The Dallas-based carrier also expects non-fuel operating costs in the March quarter to be higher than its previous estimate, in part due to extra pay it has offered to workers for dealing with the December meltdown.
“Thus far in January 2023, the company has experienced an increase in flight cancellations and a deceleration in bookings, primarily for January and February 2023,” Southwest said.
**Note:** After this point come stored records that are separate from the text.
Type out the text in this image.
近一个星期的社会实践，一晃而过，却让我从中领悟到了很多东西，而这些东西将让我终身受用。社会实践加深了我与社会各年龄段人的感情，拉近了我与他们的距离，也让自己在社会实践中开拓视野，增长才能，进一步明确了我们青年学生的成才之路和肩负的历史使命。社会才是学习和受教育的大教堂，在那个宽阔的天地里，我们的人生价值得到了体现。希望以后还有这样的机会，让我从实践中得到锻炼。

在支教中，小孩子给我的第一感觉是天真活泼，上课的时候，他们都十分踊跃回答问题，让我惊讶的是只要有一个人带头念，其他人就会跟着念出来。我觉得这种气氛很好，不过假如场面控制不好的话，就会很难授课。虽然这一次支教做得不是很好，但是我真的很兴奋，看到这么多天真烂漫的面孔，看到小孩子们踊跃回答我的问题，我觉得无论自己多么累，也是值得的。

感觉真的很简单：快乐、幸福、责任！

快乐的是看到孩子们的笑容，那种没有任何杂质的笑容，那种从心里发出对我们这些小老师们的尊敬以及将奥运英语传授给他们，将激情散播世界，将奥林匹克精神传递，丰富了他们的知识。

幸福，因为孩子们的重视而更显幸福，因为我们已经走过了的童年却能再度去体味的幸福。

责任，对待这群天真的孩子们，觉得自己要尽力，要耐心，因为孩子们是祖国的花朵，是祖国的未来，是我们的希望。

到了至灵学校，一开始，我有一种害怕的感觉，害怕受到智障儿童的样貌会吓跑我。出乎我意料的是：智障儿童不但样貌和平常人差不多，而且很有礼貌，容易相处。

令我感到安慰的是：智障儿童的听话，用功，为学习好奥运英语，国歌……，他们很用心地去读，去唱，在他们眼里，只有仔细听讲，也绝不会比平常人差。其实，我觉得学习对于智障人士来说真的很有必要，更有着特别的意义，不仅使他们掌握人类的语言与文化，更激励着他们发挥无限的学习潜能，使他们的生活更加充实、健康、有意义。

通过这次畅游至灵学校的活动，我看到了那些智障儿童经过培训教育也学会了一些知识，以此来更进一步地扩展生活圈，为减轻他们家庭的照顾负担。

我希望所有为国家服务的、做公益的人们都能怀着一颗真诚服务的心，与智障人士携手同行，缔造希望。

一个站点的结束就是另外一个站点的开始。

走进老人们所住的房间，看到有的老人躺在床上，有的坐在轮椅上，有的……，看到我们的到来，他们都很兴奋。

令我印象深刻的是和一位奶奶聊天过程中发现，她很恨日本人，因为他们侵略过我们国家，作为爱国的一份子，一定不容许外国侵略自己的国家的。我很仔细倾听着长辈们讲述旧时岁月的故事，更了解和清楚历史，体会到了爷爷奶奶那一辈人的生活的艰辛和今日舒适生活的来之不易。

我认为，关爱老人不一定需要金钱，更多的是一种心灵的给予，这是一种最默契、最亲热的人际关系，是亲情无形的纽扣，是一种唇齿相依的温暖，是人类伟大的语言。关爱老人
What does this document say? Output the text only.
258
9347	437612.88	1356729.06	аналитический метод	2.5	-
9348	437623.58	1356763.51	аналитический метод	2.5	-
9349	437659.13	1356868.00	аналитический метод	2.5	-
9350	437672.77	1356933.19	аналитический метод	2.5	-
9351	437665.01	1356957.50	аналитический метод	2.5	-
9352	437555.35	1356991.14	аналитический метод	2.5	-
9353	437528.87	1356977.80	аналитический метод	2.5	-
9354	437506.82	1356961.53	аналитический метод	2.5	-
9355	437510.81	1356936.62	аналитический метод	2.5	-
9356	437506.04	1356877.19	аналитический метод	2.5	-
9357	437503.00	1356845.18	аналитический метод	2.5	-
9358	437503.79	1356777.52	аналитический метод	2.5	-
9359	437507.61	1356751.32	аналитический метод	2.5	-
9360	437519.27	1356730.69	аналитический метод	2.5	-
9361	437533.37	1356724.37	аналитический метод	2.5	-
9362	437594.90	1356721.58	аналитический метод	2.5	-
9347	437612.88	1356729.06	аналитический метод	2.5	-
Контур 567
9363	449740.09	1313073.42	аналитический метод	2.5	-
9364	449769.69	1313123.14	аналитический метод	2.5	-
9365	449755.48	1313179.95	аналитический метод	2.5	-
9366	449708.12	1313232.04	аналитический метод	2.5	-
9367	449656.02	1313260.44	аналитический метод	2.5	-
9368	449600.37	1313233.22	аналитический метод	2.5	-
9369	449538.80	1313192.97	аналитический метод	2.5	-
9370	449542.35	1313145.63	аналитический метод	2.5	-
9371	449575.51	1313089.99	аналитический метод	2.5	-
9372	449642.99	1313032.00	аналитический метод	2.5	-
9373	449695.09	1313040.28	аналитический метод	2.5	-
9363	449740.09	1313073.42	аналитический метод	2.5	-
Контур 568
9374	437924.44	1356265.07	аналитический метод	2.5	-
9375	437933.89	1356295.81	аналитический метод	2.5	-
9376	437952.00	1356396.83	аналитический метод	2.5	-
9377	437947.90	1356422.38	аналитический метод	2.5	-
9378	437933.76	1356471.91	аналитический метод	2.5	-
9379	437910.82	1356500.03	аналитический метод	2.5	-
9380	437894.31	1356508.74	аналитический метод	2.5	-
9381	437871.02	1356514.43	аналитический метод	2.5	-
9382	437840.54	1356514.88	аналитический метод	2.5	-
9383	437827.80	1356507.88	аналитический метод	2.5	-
But current booking trends for March were encouraging, it added.
Operating revenue for the first quarter, when travel demand tends to slow after the holiday season, is expected to rise 20 per cent to 24 per cent against a period last year which was hit by the pandemic.
The company’s under-fire chief executive, Bob Jordan, on Thursday again apologized for the mass cancellations, which were attributed to Southwest’s outdated crew scheduling software.
The software buckled under the weight of reassignments that had to be done after severe winter weather left the carrier’s crew stranded all over the country.
Jordan, who took the airline’s helm last February, told Reuters this month that the company was looking at all options to prevent a repeat.
Southwest expects to spend about US$1.3-billion this year on technology investments, upgrades, and system maintenance.
The meltdown led to an adjusted loss of US$226-million, or 38 US cents a share, in the quarter through December, robbing it of the gains from booming holiday travel demand.
Rival carriers United Airlines (UAL-Q), Delta Air Lines (DAL-N) and American Airlines (AAL-Q) have all reported higher-than-expected earnings for the quarter.
Mastercard Inc. (MA-N) was lower as current-quarter revenue growth forecast falling short of Wall Street estimates, fanning fears that the card company was heading into a much tougher environment in 2023 as the economy loses steam.
After the Federal Reserve’s rate hikes for most of last year, the economy has begun to show some signs of slowing down, with wide-ranging layoffs and fears of a recession spooking consumers.
The company said it expects first-quarter revenue to grow at the “high-end of high-single digits range.” Analysts were expecting a growth of 10.7 per cent, according to Refinitiv IBES data.
However, Mastercard, which has a bigger exposure to Asia Pacific than peer Visa Inc. (V-N), benefited in the fourth quarter from the reopening of borders and pent-up demand for travel in the region, which helped it offset the hit from 10% higher costs in the quarter.
Excluding one-time items, the New York-based card company earned US$2.65 per share for the three months ended Dec. 31, compared with analysts’ average estimate of US$2.58 per share, according to Refinitiv IBES data.
Net revenue climbed 12 per cent to US$5.8-billion.
Bed Bath & Beyond Inc. (BBBY-Q) plummeted after a regulatory filing showed on Thursday it has received a notice of acceleration and default interest from JPMorgan Chase Bank, N.A .
The bank has determined to exercise rights such that all outstanding loans under credit facilities and other obligations of Bed Bath & Beyond under its amended credit agreement are due and payable immediately.
The struggling home goods retailer said it does not have sufficient resources to repay the amount at this time, adding that it will consider all strategic alternatives, including restructuring its debt under the U.S. Bankruptcy Code.
Bed Bath & Beyond earlier this month said it was exploring a range of options to address its plunging sales that included declaring bankruptcy.
The company was also considering skipping debt payments due on Feb. 1, a source had told Reuters.
All of the outstanding loans and obligations under the credit facilities would bear interest at an additional default rate of 2% per annum, starting Jan. 25, as a result of continuing defaults, Bed Bath & Beyond said.
The company has also been in talks with prospective buyers and lenders to keep its business afloat, CNBC reported earlier in January.